Sapere aude – Ein frischer Blick auf unsere neue Realität

Home-Word für den 26. April 2020 von Benedikt Höttemann

Das Leben hat sich verändert. Die Unbekümmertheit und Ausgelassenheit sind
dahingeschwunden. Abstand, Verkrampfung, Ungewissheit, Sorgen und Infektionszahlen
prägen unseren Alltag. Der Gedanke an eine abstrakte Gefahr drängt sich vehement und
erbarmungslos auf. Es ist unausweichlich. Etwas, das man bei aller Akribie einfach nicht
greifen kann.
Sichtbar ist es aber irgendwie doch. Es gibt grelle, aufdringliche Markierungen auf dem Boden
in einem exakt abgemessenen Zweimeterabstand. Kunden werden nur noch vereinzelt in
Geschäfte gelassen. Gehen sie dennoch grüppchenweise, werden sie denunzierend vom
nächsten Kunden zurechtgewiesen. An der Kasse hängen Hygienevorhänge und immer mehr
Menschen tragen Schutzmasken. Etwas, das man doch eigentlich nur aus sterilen OP-Sälen
kennt. Ich weiche aus. Ich halte die Luft an. Ich gehe den umständlichen, weniger
frequentierten Weg. Ich muss Husten. Ich beiße die Zähne zusammen. Ich unterdrücke es.
Bei genauerem Hinsehen, entdeckt man aber doch auch vieles Schöne. Dinge, die dem
stressigen Alltagsleben verwehrt bleiben. Aber es gibt sie doch.
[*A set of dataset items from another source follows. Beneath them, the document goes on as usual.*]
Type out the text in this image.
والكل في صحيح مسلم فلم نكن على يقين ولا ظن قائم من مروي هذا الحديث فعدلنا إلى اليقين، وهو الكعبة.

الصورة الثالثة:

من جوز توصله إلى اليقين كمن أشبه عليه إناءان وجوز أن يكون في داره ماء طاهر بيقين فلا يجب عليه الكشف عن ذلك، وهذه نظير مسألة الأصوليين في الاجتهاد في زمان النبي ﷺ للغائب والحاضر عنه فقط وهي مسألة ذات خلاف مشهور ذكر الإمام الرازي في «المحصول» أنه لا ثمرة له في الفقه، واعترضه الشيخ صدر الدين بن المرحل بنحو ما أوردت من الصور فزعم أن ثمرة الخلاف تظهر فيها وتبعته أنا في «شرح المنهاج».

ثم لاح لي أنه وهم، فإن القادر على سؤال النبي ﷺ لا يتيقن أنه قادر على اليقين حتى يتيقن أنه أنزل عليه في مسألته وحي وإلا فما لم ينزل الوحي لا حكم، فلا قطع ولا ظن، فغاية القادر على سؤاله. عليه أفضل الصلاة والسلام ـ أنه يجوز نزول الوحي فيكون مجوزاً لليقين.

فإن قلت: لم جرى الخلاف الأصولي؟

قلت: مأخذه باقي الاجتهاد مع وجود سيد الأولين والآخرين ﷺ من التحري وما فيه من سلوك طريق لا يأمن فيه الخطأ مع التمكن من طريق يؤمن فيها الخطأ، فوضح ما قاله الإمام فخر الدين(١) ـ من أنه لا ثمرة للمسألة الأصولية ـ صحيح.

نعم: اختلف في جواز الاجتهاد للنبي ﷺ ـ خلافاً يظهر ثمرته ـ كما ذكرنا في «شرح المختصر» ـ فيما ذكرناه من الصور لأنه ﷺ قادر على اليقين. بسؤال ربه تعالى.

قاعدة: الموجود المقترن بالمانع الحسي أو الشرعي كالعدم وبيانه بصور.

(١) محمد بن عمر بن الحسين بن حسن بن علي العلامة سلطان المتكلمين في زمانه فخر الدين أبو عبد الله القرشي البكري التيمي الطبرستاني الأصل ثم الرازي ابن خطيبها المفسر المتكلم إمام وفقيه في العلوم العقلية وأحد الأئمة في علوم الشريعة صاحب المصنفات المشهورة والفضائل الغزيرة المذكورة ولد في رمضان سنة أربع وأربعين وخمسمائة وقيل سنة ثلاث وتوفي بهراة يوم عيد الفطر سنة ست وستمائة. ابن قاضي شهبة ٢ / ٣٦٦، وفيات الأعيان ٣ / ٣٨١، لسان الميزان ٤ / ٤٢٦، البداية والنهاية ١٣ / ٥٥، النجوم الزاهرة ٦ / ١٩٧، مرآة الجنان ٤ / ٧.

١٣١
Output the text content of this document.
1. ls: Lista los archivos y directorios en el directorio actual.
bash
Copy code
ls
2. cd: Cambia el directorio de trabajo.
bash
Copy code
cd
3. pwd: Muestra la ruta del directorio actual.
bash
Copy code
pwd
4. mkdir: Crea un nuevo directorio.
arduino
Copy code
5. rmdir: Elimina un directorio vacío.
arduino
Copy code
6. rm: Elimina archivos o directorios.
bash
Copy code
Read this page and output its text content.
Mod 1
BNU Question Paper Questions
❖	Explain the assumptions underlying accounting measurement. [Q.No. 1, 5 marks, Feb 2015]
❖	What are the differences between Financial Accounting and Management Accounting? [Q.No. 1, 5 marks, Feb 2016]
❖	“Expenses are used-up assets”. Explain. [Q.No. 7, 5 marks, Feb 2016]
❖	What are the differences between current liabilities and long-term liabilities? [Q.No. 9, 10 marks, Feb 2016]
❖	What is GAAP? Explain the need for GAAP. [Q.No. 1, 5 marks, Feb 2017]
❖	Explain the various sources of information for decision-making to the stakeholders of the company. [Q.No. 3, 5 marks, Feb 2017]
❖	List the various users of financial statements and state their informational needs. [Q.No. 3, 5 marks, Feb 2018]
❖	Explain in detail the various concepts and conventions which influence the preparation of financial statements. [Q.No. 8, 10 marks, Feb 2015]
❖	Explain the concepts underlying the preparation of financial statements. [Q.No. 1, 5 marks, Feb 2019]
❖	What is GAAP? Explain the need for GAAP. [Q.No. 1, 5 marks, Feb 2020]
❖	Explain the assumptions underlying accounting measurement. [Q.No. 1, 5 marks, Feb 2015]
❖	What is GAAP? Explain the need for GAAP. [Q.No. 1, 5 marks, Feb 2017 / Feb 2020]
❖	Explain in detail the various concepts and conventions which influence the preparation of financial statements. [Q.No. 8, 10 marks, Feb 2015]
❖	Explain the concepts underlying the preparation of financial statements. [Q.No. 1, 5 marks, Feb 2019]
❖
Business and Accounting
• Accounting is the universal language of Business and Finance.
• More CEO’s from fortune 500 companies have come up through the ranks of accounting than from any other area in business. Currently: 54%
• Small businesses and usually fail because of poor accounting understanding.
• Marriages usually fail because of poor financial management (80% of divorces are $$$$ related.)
Eine wunderbare Welt.
Rücksichtnahme, Behutsamkeit, Achtsamkeit und Verlangsamung in einem doch sonst so
schnelllebigen, schweißtreibenden, zermürbenden täglichen Trott finden ihren Platz.
Interessante, bereichernde Gespräche mit Menschen, denen ich sonst nie begegnen würde.
Das Wetter ist schön. Strahlend blauer Himmel.
Ich habe Zeit. Zeit innezuhalten. Nachzudenken. Zu entschleunigen. Unseren Alltag in Frage
zu stellen. Zu reflektieren und neu zu justieren. Zu verbessern. Hoffnung zu haben.
Gemeinsam werden wir der Krise Trotz bieten und gestärkt daraus hervorgehen. Auf dem
Weg dorthin wünsche ich uns allen, den Blick auf die schönen Dinge, die uns ausmachen, nie
zu vergessen.
Haben wir den Mut, uns unseres Verstandes zu bedienen und wir werden klarer sehen.